The Economics of Cloud Development

The development and deployment of server software has changed radically over the last few years.

It used to be the case that you had to buy servers, find space for the server, capacity plan the numbers. You added DR backups and test systems (always smaller than production). It would take weeks for kit to arrive.

Now given services like Heroku and Azure it is possible to set up an entire setup in under an hour billed monthly to your credit card. A test server can be the same size as production when needed then switched off when no longer required. The avoids the old queues to access test systems.

You do need to be careful that you have switched off what you no longer need or can face a large unexpected bill.

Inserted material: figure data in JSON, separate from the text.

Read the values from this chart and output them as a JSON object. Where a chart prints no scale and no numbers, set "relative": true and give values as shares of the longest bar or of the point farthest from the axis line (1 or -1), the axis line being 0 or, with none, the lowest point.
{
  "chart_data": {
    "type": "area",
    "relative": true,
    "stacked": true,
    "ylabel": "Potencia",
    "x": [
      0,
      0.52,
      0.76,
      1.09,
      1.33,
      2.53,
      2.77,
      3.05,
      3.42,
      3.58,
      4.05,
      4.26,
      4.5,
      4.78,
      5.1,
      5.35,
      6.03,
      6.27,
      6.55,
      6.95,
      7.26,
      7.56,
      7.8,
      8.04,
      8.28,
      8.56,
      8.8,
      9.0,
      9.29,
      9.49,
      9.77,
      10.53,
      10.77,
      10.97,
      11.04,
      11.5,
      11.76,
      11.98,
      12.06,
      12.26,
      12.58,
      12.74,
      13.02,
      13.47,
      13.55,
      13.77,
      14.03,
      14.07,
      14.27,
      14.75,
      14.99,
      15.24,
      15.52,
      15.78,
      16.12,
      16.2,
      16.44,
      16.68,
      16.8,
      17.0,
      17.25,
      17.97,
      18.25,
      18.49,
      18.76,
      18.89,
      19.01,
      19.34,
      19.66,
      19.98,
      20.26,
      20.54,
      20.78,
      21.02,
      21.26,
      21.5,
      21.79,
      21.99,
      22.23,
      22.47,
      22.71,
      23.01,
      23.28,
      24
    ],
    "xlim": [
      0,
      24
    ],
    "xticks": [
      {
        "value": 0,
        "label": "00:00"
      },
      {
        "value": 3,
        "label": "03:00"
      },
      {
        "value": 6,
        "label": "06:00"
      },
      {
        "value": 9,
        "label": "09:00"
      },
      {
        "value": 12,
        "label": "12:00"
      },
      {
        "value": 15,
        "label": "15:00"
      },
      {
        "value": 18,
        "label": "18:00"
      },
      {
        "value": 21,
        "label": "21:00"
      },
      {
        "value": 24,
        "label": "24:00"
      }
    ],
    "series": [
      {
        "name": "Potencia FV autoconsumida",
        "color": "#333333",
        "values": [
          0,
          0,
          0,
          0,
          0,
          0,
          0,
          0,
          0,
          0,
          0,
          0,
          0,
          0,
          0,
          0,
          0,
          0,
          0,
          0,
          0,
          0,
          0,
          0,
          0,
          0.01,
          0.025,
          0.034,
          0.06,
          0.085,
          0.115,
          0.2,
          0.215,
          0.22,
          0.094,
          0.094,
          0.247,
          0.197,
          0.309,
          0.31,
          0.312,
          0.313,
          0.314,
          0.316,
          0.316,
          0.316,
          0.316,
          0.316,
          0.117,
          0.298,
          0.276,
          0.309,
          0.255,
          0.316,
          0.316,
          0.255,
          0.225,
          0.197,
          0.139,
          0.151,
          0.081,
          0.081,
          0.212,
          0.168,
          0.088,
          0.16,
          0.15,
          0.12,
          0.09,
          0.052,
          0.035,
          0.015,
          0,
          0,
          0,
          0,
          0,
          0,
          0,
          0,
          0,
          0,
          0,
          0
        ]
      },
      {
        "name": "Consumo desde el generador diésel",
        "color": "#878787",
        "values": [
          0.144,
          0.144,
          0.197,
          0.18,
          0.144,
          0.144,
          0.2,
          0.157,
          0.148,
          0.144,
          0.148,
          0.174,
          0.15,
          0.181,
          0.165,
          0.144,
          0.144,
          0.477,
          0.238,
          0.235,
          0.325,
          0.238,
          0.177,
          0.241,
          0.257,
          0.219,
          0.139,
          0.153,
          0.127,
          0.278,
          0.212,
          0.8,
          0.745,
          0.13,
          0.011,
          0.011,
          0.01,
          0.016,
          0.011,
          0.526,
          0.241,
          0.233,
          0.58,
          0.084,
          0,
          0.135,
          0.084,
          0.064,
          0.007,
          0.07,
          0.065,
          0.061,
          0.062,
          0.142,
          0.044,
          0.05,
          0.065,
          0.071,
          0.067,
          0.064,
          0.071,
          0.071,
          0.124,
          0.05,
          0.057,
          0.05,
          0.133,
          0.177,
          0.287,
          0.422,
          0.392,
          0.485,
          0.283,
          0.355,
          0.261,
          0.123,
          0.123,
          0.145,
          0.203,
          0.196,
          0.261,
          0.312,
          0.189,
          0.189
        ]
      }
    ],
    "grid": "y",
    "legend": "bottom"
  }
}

Given that in Heroku you can have an application server running for a month from $7, workers can be scheduled to run for seconds each month (batch processing using the Heroku Scheduler) costing $0.12.  Now the costs of discussing options can exceed the annual costs of deployment.

For example we found one of our batch reporting tools running out of memory. We could have spent 2 days optimizing it or just dial it up to the next tier up at a cost of an extra $0.04 per month.

My current employer does not even need the developers to ask for any new services less than $100 per month for experiments. The meetings to discuss this would cost more than the work.

With careful use of a CDN we can host a very high volume site using minimal number of servers at a reasonable cost.

Heroku makes experiments very easy – push code to a git repo with a simple Procfile and you can have a server up and running in seconds. You can add a host of backend services at a reasonable rate – especially as it is billed per second that is enabled. When not needed just switch off.

I recently attended Jeffconf in London. The name came when someone pointed out that “Serverless development” actually required servers so the name was arbitrary hence Jeff.

I can see how serverless frameworks could be used to handle spiky loads but you normally will require some form of storage or batch processing which will exceed the serverless costs.

Serverless refers to services such as Amazon Lambda or IBM Open Whisk. You deploy a minimal script that is instantiated (possibly) per call and you are only charged for usage.

This looks like a useful component in a hybrid system. Use Serverless to store to a Google bucket with a polling service that copies this into BigQuery.

The development process is now a lot more flexible!